Why did Leeuwenhoek publish his own letters?

On August 27, 1685, the Royal Society issued number 174 of Philosophical Transactions. It had a letter by Leeuwenhoek titled "An Abstract of a Letter of Mr. Leeuwenhoeck Fellow of the R. Society, Dated March 30th. 1685. to the R. S. concerning Generation by an Insect". It would be seven years before they published another even though Leeuwenhoek sent them over two dozen letters during that period. Why?

A year earlier, Leeuwenhoek had a few of his letters published in Leiden. We don't know whether Leeuwenhoek paid for the publication or the printer and bookseller Daniel van Gaesbeeck assumed some of the risk by performing services that would be re-paid from sales. Several factors suggest that Leeuwenhoek self-published. Three of the factors relate more to him:

Did you know?

Only forty of Leeuwenhoek's letters appeared both in Philosophical Transactions, where they were excerpted and translated by the Royal Society, and in one of the self-published volumes, where they were complete and their publication was supervised by Leeuwenhoek.

  • He could afford it.
  • He did everything else himself, ground his own lenses and prepared his own specimens.
  • Looking at the chronological flow, the publications get increasingly standardized across time.
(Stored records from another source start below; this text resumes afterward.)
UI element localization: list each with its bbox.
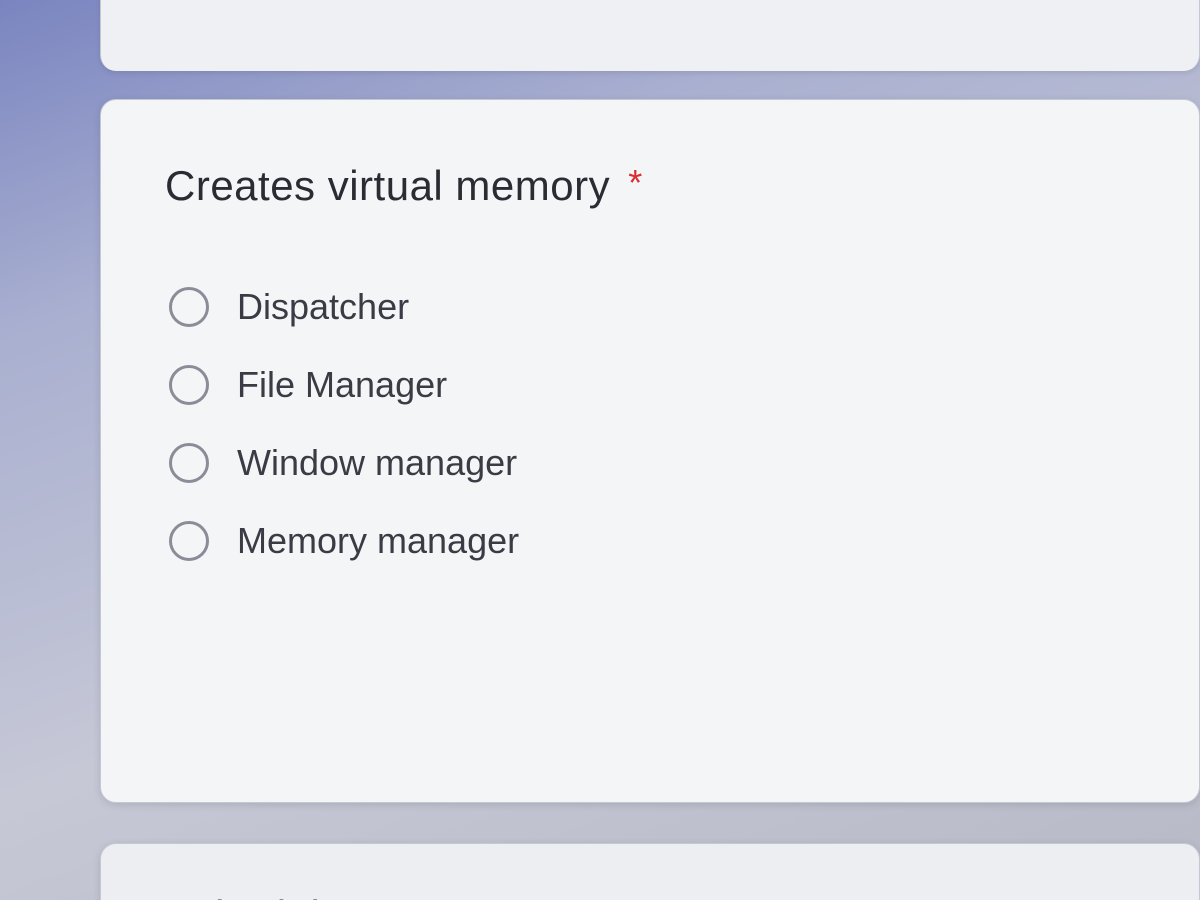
next-question-card: Scheduler * <box>100 843 1200 900</box>
card-gap <box>100 71 1200 99</box>
option-label: Memory manager <box>237 520 519 562</box>
question-title: Creates virtual memory * <box>165 162 1135 210</box>
options-group: Dispatcher File Manager Window manager M… <box>165 268 1135 580</box>
option-label: File Manager <box>237 364 447 406</box>
previous-question-card <box>100 0 1200 71</box>
question-title: Scheduler * <box>165 892 1135 900</box>
question-title-text: Creates virtual memory <box>165 162 610 209</box>
question-title-text: Scheduler <box>165 892 359 900</box>
option-file-manager[interactable]: File Manager <box>165 346 451 424</box>
required-marker: * <box>628 162 643 203</box>
option-label: Window manager <box>237 442 517 484</box>
option-dispatcher[interactable]: Dispatcher <box>165 268 413 346</box>
option-label: Dispatcher <box>237 286 409 328</box>
required-marker: * <box>377 892 392 900</box>
radio-icon[interactable] <box>169 365 209 405</box>
option-memory-manager[interactable]: Memory manager <box>165 502 523 580</box>
radio-icon[interactable] <box>169 287 209 327</box>
form-page: Creates virtual memory * Dispatcher File… <box>0 0 1200 900</box>
radio-icon[interactable] <box>169 521 209 561</box>
option-window-manager[interactable]: Window manager <box>165 424 521 502</box>
question-card: Creates virtual memory * Dispatcher File… <box>100 99 1200 803</box>
radio-icon[interactable] <box>169 443 209 483</box>
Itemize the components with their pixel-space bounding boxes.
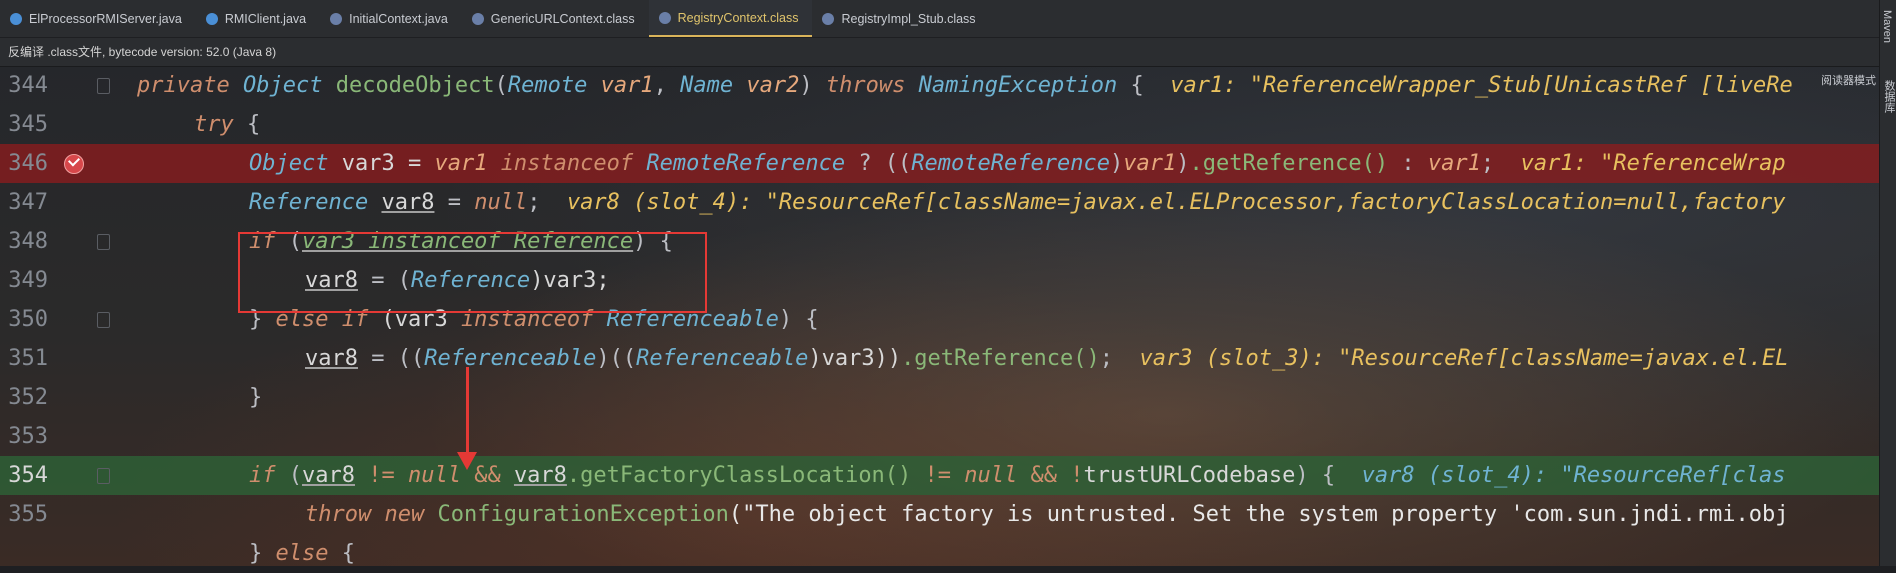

If all of these volumes had been independent publishing events spanning four decades made by six different booksellers and even more typesetters and printers in two different towns, there would be more variety. Someone was carrying the learning from one publication to the next and the only person that could have been was Leeuwenhoek.

The rest of these factors relate to how the world was understanding him:

  • The editors of Philosophical Transactions did not publish all of his letters.
  • They published excerpts only, usually omitting the opening and closing paragraphs, sometimes more.
  • The letters were in only English and occasionally a Latin translation.
  • The excerpts and summaries published in French were very short and hardly representative of his painstaking labor. They had few of the figures. For example, most of the articles published in French in Journal des Sçavans, without any figures, were extracted from an article appearing earlier in 1679 in Recueil d'Expériences et Observations sur le Combat, which was itself extracted from the Philosophical Transactions translations of five of Leeuwenhoek's Dutch manuscripts.

Leeuwenhoek couldn't read English and French, but he could clearly see on length alone that the articles in those languages were much less than he had originally written.

By contrast, the volumes published in Leiden and Delft during Leeuwenhoek's lifetime in Dutch and Latin were unselected and unedited. They have all the letters written during certain time periods and every word of all the letters for which the manuscripts have survived. The figures have more detail, probably because Leeuwenhoek was there to work with the engraver, who may well have been the person who made the original red chalk drawing while looking through the microscope at the actual specimen.

Of the letters Leeuwenhoek wrote between ...
# in his
self-published
Brieven
# in
Philosophical
Transactions
1673 - 1679
5
15
1680 - April 1702
114
11
April 1702 - June 1712
none
67
November 1712 - 1719
46
2
1720 - 1722
none
15

After his daughter Maria died, her estate executors auctioned Leeuwenhoek's microscopes. At the end of the 1747 catalog, a box of Leeuwenhoek's papers was offered for sale: some manuscripts of unpublished letters "arranged in tidy and good order", along with the copper plates belonging to them and the Latin translations. There are several gaps that he could have been ready to fill, most prominently the first 27 letters in his numbering system.

Finally, after Leeuwenhoek died, only one volume was re-published. If publishers were making money from selling his letters, why did they suddenly stop with a trove of unpublished letters ready for typesetting in Leeuwenhoek's old comptoire? It is curious that Maria cared enough about her father's legacy to fund the memorial in the Oude Kerk but not enough to publish these letters. Nor did any of the people who paid for the privilege of owning a genuine Leeuwenhoek microscope.

The table above right makes it clear. When Leeuwenhoek wasn't getting published in London in Philosophical Transactions, he was getting published in Delft, probably by himself. These were the periods when astronomer Edmond Halley was editor. Beginning in the mid-1680's, Leeuwenhoek pursued a steady schedule of translations and self-publishing for the rest of his career.